Following up on this week's Radeon RX 480 launch, there has been some questions raised about the power consumption of the card. This is after some sites whom directly tap the power rails feeding the card discovered that at least some of their samples were pulling more than the standard-allowed 75W over the PCIe slot and/or 6-pin PCIe external power connector.

To that end, it would appear that AMD's staff is working weekend duty, and they have just sent over the following statement.

As you know, we continuously tune our GPUs in order to maximize their performance within their given power envelopes and the speed of the memory interface, which in this case is an unprecedented 8Gbps for GDDR5. Recently, we identified select scenarios where the tuning of some RX 480 boards was not optimal. Fortunately, we can adjust the GPU's tuning via software in order to resolve this issue. We are already testing a driver that implements a fix, and we will provide an update to the community on our progress on Tuesday (July 5, 2016).

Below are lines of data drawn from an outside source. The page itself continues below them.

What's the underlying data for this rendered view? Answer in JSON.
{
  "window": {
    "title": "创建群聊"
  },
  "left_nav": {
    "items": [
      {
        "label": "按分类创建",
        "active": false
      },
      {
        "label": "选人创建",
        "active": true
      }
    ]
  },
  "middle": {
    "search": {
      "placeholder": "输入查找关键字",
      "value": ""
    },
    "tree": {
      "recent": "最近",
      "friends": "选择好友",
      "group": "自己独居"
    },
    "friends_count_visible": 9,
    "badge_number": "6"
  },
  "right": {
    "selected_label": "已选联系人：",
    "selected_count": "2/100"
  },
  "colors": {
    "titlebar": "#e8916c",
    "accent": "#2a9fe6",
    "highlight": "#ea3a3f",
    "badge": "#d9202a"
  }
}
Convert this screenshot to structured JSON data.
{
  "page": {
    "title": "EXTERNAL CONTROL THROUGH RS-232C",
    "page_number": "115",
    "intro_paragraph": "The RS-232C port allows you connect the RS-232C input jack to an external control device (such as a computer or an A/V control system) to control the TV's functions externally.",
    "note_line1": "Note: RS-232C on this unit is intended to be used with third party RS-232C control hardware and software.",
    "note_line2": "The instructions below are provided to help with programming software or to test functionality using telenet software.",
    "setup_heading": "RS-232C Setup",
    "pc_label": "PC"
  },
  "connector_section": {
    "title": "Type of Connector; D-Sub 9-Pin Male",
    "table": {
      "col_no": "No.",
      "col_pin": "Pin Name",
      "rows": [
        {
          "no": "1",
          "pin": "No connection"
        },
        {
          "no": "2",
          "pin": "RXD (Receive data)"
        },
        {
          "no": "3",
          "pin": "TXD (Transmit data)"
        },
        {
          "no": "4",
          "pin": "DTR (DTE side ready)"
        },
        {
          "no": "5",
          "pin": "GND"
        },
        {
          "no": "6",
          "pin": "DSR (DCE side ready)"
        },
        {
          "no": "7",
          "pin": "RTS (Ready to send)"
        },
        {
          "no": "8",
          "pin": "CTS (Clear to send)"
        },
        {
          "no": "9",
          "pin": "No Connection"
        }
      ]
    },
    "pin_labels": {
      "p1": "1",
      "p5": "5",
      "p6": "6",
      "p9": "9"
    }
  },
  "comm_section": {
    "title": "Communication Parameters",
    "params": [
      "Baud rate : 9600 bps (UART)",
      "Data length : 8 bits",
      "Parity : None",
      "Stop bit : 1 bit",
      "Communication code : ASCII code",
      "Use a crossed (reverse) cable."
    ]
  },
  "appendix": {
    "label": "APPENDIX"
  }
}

If some of the data is to be believed, these cards are exceeding 150W total at times, which would mean there is either something causing them to run in the wrong power state, or they are just outright exeeding their power limit and need to be throttled back. As we don't do per-rail testing I don't have anything meaningful to add at this second, but it will be very interesting to see how AMD responds next week.

Update 07/06: AMD has since released their status update, which you can find here.

Comments Locked

181 Comments

View All Comments

  • BlueBlazer - Monday, July 4, 2016 - link

    Most test rigs reviewers use have an expensive (well built) high end mainboard. Thus the problem may not be apparent. However for users with cheap lower end and/or older mainboards, this detailed extra information may be important. Thus just guess how many of those "98% of users" were using cheaper low end and/or older mainboards.
  • KompuKare - Monday, July 4, 2016 - link

    However, there is a good reason why most miners use powered risers especially with multiple cards. x1 PCIE is only rated at 25W so if you have a board with two x16 slots and four x1 slots and are running six cards, you could be asking the board to supply with 450W (75W for each card times 6). No board is designed to supply that much and even ATX24 with an 8-pin CPU connector is not really designed for that.
    Of course this guy only had three cards, but the max that board might be rated at is 150W (for the two PCIe x16 slots) plus 50W (for the two PCIE x1 slots) for a total of 200W. Whereas three x16 card running at spec (which the RX480 might not be, of course) would exceed that.
    Powered 3.0 riser at under $5 each would have saved that mobo. The guy was just lucky with his three 280X as I would guess they draw most of their current from the PCIE power connectors not the slot. If he had been running a different card, he'd probably have fried his mobo years ago.
  • BlueBlazer - Monday, July 4, 2016 - link

    That PCI Express x1 slot is capable of supplying 75W since it has the same power rail pins as PCI Express x16 slot. In the PCI Express Card Electro Mechanical Specifications, it does mention that PCI Express x1 can draw up to 75W limit. From https://pcisig.com/sites/default/files/specificati... quotes "A x1 standard height, full-length card is limited to a 10W maximum power dissipation at initial power up. When the card is configured for high power, by default, it must not exceed a 25W maximum power dissipation or optionally it must not exceed a 75W maximum power dissipation. A x4/x8 or a x16 standard height or low profile card is limited to a 25W maximum power dissipation at initial power up. When a card is configured for high power, it must not exceed a 75W maximum power dissipation."
  • Morawka - Sunday, July 3, 2016 - link

    This, close case vs open test bed is relevant if your writing about cooling, not power. they could test power this way to see what it's drawing at load, and idle.

    What nobody seems to mention in these news post is several consumers have friend their motherboards PCI-E slots with the RX 480. it's all over reddit.
  • Morawka - Sunday, July 3, 2016 - link

    Fried their Motherboard Slots**
  • Lonyo - Sunday, July 3, 2016 - link

    Power and heat are related. As a card gets hotter it uses more power.
  • MajorQuestion - Sunday, July 3, 2016 - link

    I may be wrong but the hall effect camp meter that they use to measure the current looks like is one of those that is only accurate above 10A.
  • MajorQuestion - Sunday, July 3, 2016 - link

    *clamp.
  • vanilla_gorilla - Saturday, July 2, 2016 - link

    Ryan I can totally appreciate your position, but given this situation it might be time to consider making the investment? Come on you know you want a bench case anyway!
  • Murloc - Sunday, July 3, 2016 - link

    AT is barely limping along and unable to post reviews on time, asking them to complicate their reviews is wishful thinking at this point.